A Quality Cookbook Amidst a Lot of Mediocre Ones
I recently have had to become gluten and dairy free. Since I have always done my own cooking and baking from scratch it naturally meant I'd have to learn some new skills. Behavioral research tells us it takes 10,000 hours to gain beginning mastery over a newly acquired skill. Think apprenticeship hours. Since a lot of skills transfer if one is already in an adjacent activity, I figured it should only take about 500 to become proficient at gluten-dairy free cooking.
In doing my research and practice, towards acquiring my hours, I've discovered that like any other type of books, these specialty cookbooks aren't all equal. And many authors copy from each other, often repeating an error as proof of their amateur standing. One example is the use of a pre-cooked flour and milk slurry being called a "roux" by many authors, when in fact, it is a "blanc mange." These are the author's whose skills and imaginations are limited at best and so their products are limited - in the kitchen and in their writing.

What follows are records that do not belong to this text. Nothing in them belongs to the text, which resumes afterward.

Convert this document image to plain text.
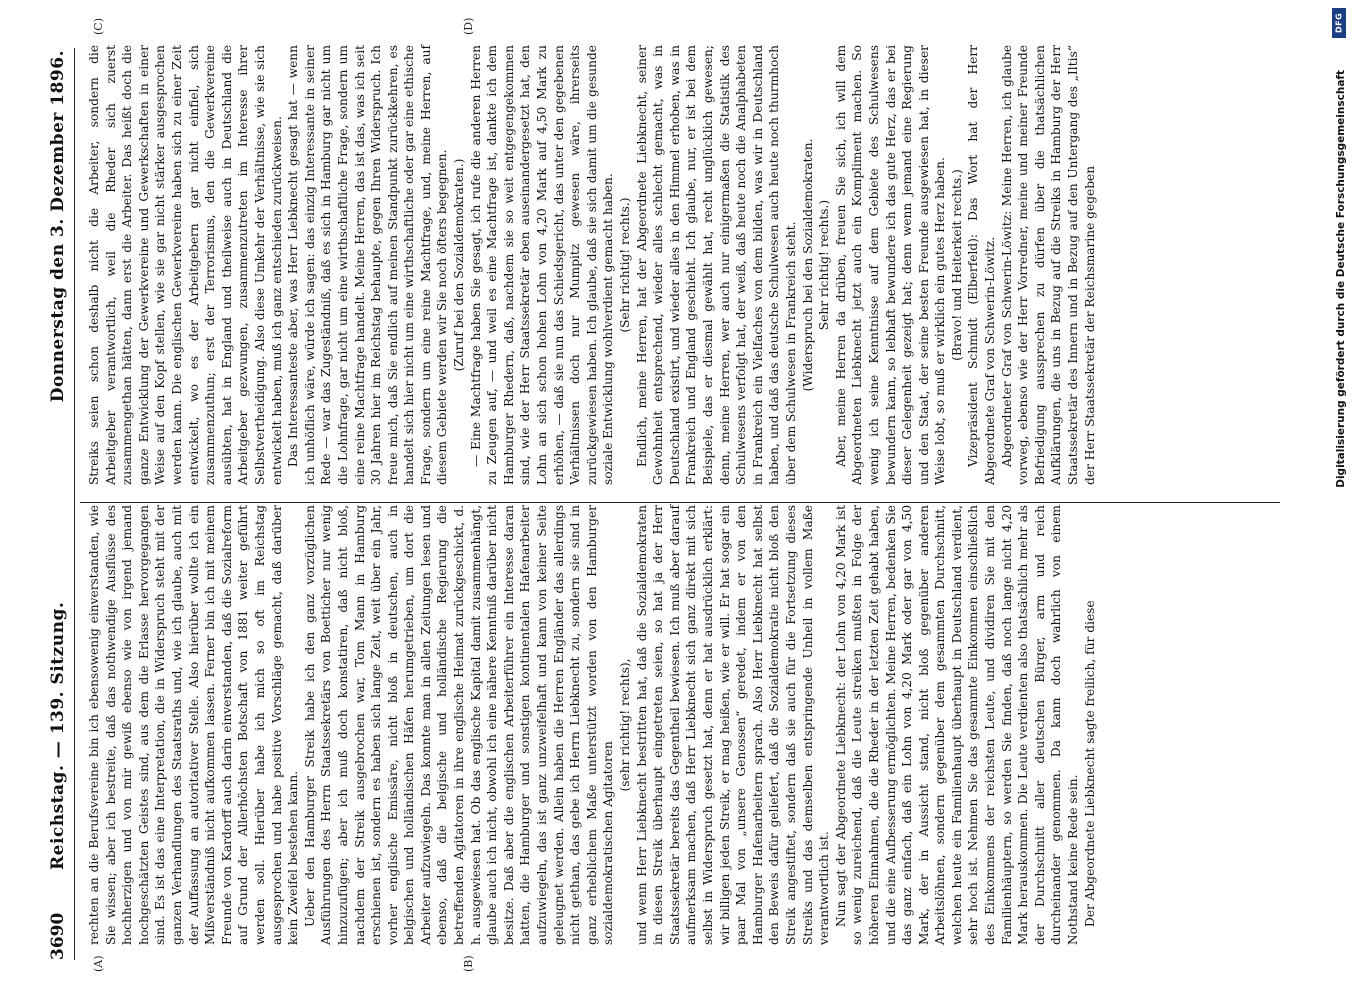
3690
Reichstag. — 139. Sitzung.
Donnerstag den 3. Dezember 1896.
(A)	(B)
(C)	(D)

rechten an die Berufsvereine bin ich ebensowenig einverstanden, wie Sie wissen; aber ich bestreite, daß das nothwendige Ausflüsse des hochherzigen und von mir gewiß ebenso wie von irgend jemand hochgeschätzten Geistes sind, aus dem die Erlasse hervorgegangen sind. Es ist das eine Interpretation, die in Widerspruch steht mit der ganzen Verhandlungen des Staatsraths und, wie ich glaube, auch mit der Auffassung an autoritativer Stelle. Also hierüber wollte ich ein Mißverständniß nicht aufkommen lassen. Ferner bin ich mit meinem Freunde von Kardorff auch darin einverstanden, daß die Sozialreform auf Grund der Allerhöchsten Botschaft von 1881 weiter geführt werden soll. Hierüber habe ich mich so oft im Reichstag ausgesprochen und habe positive Vorschläge gemacht, daß darüber kein Zweifel bestehen kann. Ueber den Hamburger Streik habe ich den ganz vorzüglichen Ausführungen des Herrn Staatssekretärs von Boetticher nur wenig hinzuzufügen; aber ich muß doch konstatiren, daß nicht bloß, nachdem der Streik ausgebrochen war, Tom Mann in Hamburg erschienen ist, sondern es haben sich lange Zeit, weit über ein Jahr, vorher englische Emissäre, nicht bloß in deutschen, auch in belgischen und holländischen Häfen herumgetrieben, um dort die Arbeiter aufzuwiegeln. Das konnte man in allen Zeitungen lesen und ebenso, daß die belgische und holländische Regierung die betreffenden Agitatoren in ihre englische Heimat zurückgeschickt, d. h. ausgewiesen hat. Ob das englische Kapital damit zusammenhängt, glaube auch ich nicht, obwohl ich eine nähere Kenntniß darüber nicht besitze. Daß aber die englischen Arbeiterführer ein Interesse daran hatten, die Hamburger und sonstigen kontinentalen Hafenarbeiter aufzuwiegeln, das ist ganz unzweifelhaft und kann von keiner Seite geleugnet werden. Allein haben die Herren Engländer das allerdings nicht gethan, das gebe ich Herrn Liebknecht zu, sondern sie sind in ganz erheblichem Maße unterstützt worden von den Hamburger sozialdemokratischen Agitatoren

(sehr richtig! rechts), und wenn Herr Liebknecht bestritten hat, daß die Sozialdemokraten in diesen Streik überhaupt eingetreten seien, so hat ja der Herr Staatssekretär bereits das Gegentheil bewiesen. Ich muß aber darauf aufmerksam machen, daß Herr Liebknecht sich ganz direkt mit sich selbst in Widerspruch gesetzt hat, denn er hat ausdrücklich erklärt: wir billigen jeden Streik, er mag heißen, wie er will. Er hat sogar ein paar Mal von „unsere Genossen“ geredet, indem er von den Hamburger Hafenarbeitern sprach. Also Herr Liebknecht hat selbst den Beweis dafür geliefert, daß die Sozialdemokratie nicht bloß den Streik angestiftet, sondern daß sie auch für die Fortsetzung dieses Streiks und das demselben entspringende Unheil in vollem Maße verantwortlich ist. Nun sagt der Abgeordnete Liebknecht: der Lohn von 4,20 Mark ist so wenig zureichend, daß die Leute streiken mußten in Folge der höheren Einnahmen, die die Rheder in der letzten Zeit gehabt haben, und die eine Aufbesserung ermöglichten. Meine Herren, bedenken Sie das ganz einfach, daß ein Lohn von 4,20 Mark oder gar von 4,50 Mark, der in Aussicht stand, nicht bloß gegenüber anderen Arbeitslöhnen, sondern gegenüber dem gesammten Durchschnitt, welchen heute ein Familienhaupt überhaupt in Deutschland verdient, sehr hoch ist. Nehmen Sie das gesammte Einkommen einschließlich des Einkommens der reichsten Leute, und dividiren Sie mit den Familienhäuptern, so werden Sie finden, daß noch lange nicht 4,20 Mark herauskommen. Die Leute verdienten also thatsächlich mehr als der Durchschnitt aller deutschen Bürger, arm und reich durcheinander genommen. Da kann doch wahrlich von einem Nothstand keine Rede sein. Der Abgeordnete Liebknecht sagte freilich, für diese

Streiks seien schon deshalb nicht die Arbeiter, sondern die Arbeitgeber verantwortlich, weil die Rheder sich zuerst zusammengethan hätten, dann erst die Arbeiter. Das heißt doch die ganze Entwicklung der Gewerkvereine und Gewerkschaften in einer Weise auf den Kopf stellen, wie sie gar nicht stärker ausgesprochen werden kann. Die englischen Gewerkvereine haben sich zu einer Zeit entwickelt, wo es der Arbeitgebern gar nicht einfiel, sich zusammenzuthun; erst der Terrorismus, den die Gewerkvereine ausübten, hat in England und theilweise auch in Deutschland die Arbeitgeber gezwungen, zusammenzutreten im Interesse ihrer Selbstvertheidigung. Also diese Umkehr der Verhältnisse, wie sie sich entwickelt haben, muß ich ganz entschieden zurückweisen. Das Interessanteste aber, was Herr Liebknecht gesagt hat — wenn ich unhöflich wäre, würde ich sagen: das einzig Interessante in seiner Rede — war das Zugeständniß, daß es sich in Hamburg gar nicht um die Lohnfrage, gar nicht um eine wirthschaftliche Frage, sondern um eine reine Machtfrage handelt. Meine Herren, das ist das, was ich seit 30 Jahren hier im Reichstag behaupte, gegen Ihren Widerspruch. Ich freue mich, daß Sie endlich auf meinen Standpunkt zurückkehren, es handelt sich hier nicht um eine wirthschaftliche oder gar eine ethische Frage, sondern um eine reine Machtfrage, und, meine Herren, auf diesem Gebiete werden wir Sie noch öfters begegnen. (Zuruf bei den Sozialdemokraten.) — Eine Machtfrage haben Sie gesagt, ich rufe die anderen Herren zu Zeugen auf, — und weil es eine Machtfrage ist, dankte ich dem Hamburger Rhedern, daß, nachdem sie so weit entgegengekommen sind, wie der Herr Staatssekretär eben auseinandergesetzt hat, den Lohn an sich schon hohen Lohn von 4,20 Mark auf 4,50 Mark zu erhöhen, — daß sie nun das Schiedsgericht, das unter den gegebenen Verhältnissen doch nur Mumpitz gewesen wäre, ihrerseits zurückgewiesen haben. Ich glaube, daß sie sich damit um die gesunde soziale Entwicklung wohlverdient gemacht haben. (Sehr richtig! rechts.) Endlich, meine Herren, hat der Abgeordnete Liebknecht, seiner Gewohnheit entsprechend, wieder alles schlecht gemacht, was in Deutschland existirt, und wieder alles in den Himmel erhoben, was in Frankreich und England geschieht. Ich glaube, nur, er ist bei dem Beispiele, das er diesmal gewählt hat, recht unglücklich gewesen; denn, meine Herren, wer auch nur einigermaßen die Statistik des Schulwesens verfolgt hat, der weiß, daß heute noch die Analphabeten in Frankreich ein Vielfaches von dem bilden, was wir in Deutschland haben, und daß das deutsche Schulwesen auch heute noch thurmhoch über dem Schulwesen in Frankreich steht. (Widerspruch bei den Sozialdemokraten. Sehr richtig! rechts.) Aber, meine Herren da drüben, freuen Sie sich, ich will dem Abgeordneten Liebknecht jetzt auch ein Kompliment machen. So wenig ich seine Kenntnisse auf dem Gebiete des Schulwesens bewundern kann, so lebhaft bewundere ich das gute Herz, das er bei dieser Gelegenheit gezeigt hat; denn wenn jemand eine Regierung und den Staat, der seine besten Freunde ausgewiesen hat, in dieser Weise lobt, so muß er wirklich ein gutes Herz haben. (Bravo! und Heiterkeit rechts.) Vizepräsident Schmidt (Elberfeld): Das Wort hat der Herr Abgeordnete Graf von Schwerin-Löwitz. Abgeordneter Graf von Schwerin-Löwitz: Meine Herren, ich glaube vorweg, ebenso wie der Herr Vorredner, meine und meiner Freunde Befriedigung aussprechen zu dürfen über die thatsächlichen Aufklärungen, die uns in Bezug auf die Streiks in Hamburg der Herr Staatssekretär des Innern und in Bezug auf den Untergang des „Iltis“ der Herr Staatssekretär der Reichsmarine gegeben	Digitalisierung gefördert durch die Deutsche Forschungsgemeinschaft
DFG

In contrast is this book by Audrey Roberts. It gives me everything I look for in a cookbook, especially an e-book. This includes a table of contents, an index, good quality photos, interesting recipes, tempting combinations of ingredients, variety of recipes, scientific and dietary background, glossaries of ingredients by type, measurements and equivalents.
I'm looking forward to trying out the bagel recipe later this week and getting the last of my 500 hours.